En marge de l’ouverture mardi de l’hôtel Marriott à Port-au-Prince, la matinale de Magik 9, Panel Magik, a décidé pour sa 4e sortie de la semaine, ce jeudi 26 février 2015, de donner un gros coup de projecteur sur le tourisme en recevant en direct des acteurs du secteur tels que la ministre Stéphanie B. Villedrouin, Richard Buteau, président de l’Association touristique d’Haïti (ATH), et Maarten Boute, chairman de la Digicel en Haïti.

Tous les invités ont été unanimes à le reconnaître : l’ouverture de l’hôtel va changer la donne du secteur hôtelier en Haïti. Le témoignage le plus poignant est venu du président de l’ATH, Richard Buteau, lui-même propriétaire de plusieurs hôtels, qui s’est dit très reconnaissant que Digicel ait accepté de débourser 45 millions de dollars.

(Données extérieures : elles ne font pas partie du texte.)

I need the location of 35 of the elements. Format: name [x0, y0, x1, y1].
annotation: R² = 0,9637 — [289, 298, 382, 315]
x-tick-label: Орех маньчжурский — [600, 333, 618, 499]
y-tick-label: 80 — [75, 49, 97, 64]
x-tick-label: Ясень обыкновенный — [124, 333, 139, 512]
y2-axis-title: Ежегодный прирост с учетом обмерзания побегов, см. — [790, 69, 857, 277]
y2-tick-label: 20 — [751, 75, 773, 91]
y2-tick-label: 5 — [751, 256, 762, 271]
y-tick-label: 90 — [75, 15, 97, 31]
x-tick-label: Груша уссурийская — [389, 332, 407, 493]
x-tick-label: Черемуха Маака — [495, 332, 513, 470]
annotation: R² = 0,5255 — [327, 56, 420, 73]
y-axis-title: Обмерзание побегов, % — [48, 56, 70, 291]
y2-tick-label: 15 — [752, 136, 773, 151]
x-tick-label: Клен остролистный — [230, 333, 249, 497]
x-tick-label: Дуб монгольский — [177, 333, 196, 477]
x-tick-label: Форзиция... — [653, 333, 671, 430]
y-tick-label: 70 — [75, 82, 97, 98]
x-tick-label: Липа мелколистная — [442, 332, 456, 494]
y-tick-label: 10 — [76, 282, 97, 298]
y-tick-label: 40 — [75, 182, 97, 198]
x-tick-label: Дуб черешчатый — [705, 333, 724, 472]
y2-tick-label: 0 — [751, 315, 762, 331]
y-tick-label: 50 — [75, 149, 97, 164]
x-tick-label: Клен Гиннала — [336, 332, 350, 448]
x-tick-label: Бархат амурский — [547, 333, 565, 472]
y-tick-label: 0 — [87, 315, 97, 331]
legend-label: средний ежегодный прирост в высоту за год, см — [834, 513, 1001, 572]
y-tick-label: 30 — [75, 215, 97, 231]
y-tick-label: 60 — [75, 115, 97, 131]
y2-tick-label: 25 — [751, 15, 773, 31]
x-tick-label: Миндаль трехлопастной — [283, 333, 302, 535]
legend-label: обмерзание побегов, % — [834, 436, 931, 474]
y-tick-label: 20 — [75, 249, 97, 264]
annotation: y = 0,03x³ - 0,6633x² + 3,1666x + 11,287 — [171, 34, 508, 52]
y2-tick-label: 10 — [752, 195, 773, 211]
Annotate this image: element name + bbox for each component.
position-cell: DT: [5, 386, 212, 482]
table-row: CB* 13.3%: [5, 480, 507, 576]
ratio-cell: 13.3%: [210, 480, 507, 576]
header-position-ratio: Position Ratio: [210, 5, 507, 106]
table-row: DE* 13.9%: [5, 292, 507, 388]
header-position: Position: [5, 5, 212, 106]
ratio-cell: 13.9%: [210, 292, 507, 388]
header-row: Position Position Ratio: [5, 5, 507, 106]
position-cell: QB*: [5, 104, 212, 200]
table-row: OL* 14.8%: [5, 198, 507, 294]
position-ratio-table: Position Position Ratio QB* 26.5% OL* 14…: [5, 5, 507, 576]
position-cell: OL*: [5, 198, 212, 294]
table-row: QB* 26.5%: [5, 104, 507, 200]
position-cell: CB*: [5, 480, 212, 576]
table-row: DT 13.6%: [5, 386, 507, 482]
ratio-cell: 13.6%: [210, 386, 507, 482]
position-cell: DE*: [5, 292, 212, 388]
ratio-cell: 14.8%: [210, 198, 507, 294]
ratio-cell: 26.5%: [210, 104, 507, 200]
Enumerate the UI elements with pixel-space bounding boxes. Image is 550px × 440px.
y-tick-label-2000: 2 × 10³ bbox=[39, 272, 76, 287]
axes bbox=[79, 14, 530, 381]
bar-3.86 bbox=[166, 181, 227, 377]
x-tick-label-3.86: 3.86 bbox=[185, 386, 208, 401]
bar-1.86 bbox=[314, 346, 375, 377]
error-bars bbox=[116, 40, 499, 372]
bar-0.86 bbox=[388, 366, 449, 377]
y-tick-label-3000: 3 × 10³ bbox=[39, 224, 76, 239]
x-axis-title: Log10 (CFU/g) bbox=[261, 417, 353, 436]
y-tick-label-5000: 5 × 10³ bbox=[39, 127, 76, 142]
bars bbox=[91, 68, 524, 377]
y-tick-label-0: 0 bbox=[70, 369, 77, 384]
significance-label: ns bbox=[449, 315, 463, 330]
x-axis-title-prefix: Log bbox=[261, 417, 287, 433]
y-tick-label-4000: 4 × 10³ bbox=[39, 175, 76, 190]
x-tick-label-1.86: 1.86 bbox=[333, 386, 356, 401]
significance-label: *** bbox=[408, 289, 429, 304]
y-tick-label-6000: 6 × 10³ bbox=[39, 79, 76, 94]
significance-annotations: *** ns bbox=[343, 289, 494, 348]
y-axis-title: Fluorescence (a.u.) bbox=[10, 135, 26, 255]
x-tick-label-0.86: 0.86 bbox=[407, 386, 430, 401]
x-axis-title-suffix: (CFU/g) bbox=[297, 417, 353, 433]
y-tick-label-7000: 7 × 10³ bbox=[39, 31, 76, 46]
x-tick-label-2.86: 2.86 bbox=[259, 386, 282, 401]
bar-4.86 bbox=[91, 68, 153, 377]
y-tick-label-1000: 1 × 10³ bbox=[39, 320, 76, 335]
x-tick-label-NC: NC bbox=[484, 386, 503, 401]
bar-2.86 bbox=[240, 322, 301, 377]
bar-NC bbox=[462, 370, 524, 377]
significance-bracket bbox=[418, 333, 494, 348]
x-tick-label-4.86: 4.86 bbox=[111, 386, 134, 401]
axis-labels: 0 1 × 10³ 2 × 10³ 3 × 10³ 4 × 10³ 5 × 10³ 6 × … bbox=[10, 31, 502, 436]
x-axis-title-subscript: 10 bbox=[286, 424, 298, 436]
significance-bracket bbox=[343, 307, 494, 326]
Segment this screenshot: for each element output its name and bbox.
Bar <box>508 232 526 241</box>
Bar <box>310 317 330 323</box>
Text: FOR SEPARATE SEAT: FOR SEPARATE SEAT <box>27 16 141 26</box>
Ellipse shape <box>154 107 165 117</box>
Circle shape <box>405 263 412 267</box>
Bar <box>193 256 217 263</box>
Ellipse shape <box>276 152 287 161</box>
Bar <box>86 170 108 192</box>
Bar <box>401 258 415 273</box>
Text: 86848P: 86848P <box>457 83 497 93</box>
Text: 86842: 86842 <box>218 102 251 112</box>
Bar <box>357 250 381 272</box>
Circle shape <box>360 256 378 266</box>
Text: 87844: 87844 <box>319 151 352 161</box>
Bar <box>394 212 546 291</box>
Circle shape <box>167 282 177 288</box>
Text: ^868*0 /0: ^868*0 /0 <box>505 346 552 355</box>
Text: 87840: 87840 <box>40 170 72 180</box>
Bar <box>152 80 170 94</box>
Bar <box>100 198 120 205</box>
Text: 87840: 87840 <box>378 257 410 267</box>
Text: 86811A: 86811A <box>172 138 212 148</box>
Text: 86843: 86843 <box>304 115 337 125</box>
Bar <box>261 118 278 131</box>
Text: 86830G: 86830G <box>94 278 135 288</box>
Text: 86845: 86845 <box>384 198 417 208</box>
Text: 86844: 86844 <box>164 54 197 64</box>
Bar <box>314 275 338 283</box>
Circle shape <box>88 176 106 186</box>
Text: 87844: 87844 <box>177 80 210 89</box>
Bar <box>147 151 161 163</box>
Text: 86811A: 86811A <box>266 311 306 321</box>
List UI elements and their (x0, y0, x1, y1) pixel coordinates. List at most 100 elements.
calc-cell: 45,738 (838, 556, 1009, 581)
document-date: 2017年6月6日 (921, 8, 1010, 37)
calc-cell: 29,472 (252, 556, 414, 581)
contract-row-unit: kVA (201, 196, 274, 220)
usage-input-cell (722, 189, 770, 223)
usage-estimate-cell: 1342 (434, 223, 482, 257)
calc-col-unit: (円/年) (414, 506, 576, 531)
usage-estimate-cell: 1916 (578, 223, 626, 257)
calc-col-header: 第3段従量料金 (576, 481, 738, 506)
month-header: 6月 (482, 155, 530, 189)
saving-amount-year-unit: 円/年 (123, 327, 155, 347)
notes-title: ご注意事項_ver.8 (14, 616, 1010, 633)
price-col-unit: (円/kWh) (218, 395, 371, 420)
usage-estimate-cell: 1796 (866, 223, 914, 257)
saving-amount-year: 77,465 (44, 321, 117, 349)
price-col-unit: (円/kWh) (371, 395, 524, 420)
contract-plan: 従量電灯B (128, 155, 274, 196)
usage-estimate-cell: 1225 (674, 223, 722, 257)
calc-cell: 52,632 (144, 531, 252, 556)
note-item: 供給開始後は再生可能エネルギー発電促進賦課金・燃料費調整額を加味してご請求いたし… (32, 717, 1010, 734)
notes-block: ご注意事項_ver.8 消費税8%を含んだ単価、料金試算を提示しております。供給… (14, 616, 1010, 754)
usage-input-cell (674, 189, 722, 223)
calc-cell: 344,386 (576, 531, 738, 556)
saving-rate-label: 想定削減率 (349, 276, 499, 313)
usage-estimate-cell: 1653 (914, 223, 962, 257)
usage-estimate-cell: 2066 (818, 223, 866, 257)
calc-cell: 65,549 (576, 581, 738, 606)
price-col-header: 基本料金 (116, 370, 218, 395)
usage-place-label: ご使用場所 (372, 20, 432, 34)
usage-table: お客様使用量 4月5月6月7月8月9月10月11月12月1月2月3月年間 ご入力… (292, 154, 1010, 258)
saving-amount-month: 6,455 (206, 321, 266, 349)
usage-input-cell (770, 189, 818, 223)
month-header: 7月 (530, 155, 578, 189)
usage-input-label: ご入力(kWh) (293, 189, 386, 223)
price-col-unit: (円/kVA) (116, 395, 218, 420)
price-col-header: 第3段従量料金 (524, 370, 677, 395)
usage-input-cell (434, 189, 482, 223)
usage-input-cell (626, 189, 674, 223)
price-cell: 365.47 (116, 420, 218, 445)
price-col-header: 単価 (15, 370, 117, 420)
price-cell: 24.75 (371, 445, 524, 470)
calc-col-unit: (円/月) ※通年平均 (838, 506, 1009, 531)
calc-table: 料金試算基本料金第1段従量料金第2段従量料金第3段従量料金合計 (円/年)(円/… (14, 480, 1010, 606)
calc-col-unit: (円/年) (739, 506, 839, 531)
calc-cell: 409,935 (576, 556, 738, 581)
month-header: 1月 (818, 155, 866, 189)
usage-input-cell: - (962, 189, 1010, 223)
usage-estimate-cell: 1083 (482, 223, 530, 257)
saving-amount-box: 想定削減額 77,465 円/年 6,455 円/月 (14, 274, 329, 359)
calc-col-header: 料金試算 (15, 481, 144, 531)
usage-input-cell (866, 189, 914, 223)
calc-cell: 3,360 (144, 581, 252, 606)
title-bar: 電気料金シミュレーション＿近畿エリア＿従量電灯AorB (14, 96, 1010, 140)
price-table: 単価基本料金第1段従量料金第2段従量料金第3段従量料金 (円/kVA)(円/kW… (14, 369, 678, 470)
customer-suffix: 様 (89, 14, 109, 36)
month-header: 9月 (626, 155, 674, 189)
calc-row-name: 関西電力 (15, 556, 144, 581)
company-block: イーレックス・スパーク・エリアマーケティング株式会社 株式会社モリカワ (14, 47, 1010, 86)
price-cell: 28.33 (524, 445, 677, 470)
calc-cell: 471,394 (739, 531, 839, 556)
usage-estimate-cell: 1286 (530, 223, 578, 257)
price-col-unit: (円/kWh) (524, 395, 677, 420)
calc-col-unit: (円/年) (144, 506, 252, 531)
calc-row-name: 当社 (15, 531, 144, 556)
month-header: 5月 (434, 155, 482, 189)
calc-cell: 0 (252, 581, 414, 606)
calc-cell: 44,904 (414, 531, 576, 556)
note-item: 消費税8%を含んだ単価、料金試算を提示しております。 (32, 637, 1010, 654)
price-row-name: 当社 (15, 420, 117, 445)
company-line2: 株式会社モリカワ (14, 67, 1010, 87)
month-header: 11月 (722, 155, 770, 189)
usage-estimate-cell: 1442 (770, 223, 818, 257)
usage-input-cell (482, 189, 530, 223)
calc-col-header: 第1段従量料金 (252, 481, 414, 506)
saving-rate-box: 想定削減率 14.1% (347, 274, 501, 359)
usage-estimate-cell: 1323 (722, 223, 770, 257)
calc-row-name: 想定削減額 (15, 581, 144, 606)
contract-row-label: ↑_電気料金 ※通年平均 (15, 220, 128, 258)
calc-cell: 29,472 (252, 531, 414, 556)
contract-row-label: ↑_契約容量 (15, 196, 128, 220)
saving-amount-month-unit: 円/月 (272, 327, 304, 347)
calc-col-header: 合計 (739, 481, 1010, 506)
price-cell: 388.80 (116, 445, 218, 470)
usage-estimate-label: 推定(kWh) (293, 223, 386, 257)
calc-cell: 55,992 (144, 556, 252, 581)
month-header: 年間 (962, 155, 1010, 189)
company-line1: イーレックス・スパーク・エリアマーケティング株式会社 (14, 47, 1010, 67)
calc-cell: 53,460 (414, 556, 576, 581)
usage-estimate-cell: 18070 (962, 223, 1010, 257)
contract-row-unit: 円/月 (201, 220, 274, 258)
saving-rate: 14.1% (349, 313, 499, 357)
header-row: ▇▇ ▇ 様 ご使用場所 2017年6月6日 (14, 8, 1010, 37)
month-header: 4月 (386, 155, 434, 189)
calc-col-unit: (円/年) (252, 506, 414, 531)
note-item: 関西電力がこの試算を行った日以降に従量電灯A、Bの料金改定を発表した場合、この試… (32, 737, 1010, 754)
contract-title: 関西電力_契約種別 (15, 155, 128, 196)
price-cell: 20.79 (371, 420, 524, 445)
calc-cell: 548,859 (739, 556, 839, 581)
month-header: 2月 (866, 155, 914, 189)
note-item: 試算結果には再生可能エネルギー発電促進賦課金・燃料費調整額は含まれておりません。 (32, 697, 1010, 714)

Pour lui, c’est un pari, un défi. « Haïti a tout à gagner […] Haïti s’ouvre maintenant au monde », a déclaré Buteau qui, selon ses dires, espère que ce succès pourrait se répliquer au reste du pays.

Pour sa part, la ministre du Tourisme, Stéphanie B. Villedrouin, a exprimé sa double satisfaction pour, d’une part, l’ouverture de cet hôtel à Port-au-Prince – ce qui n’était pas arrivé depuis fort longtemps – et, d’autre part, pour la rapidité avec laquelle l’hôtel Marriott a été construit. En effet, les travaux ont duré à peu près deux ans. Une première dans la Caraïbe.

Plus que le bâtiment, déjà impressionnant en lui-même, la ministre avoue avoir été éblouie lors de sa visite du « back office » de l’hôtel. A l’en croire, ces installations élèvent la barre très haut au niveau de la standardisation. Elle en a profité pour apporter une petite clarification concernant le décernement des hibiscus par son ministère aux différents hôtels du pays.

« Notre classification [hibiscus] prend en compte le bâti et les espaces dans les chambres, les espaces de piscine […] Marriott vient d’ajouter une autre composante, c’est la technologie », a-t-elle fait savoir tout en invitant les autres hôtels à prendre en exemple cette technologie.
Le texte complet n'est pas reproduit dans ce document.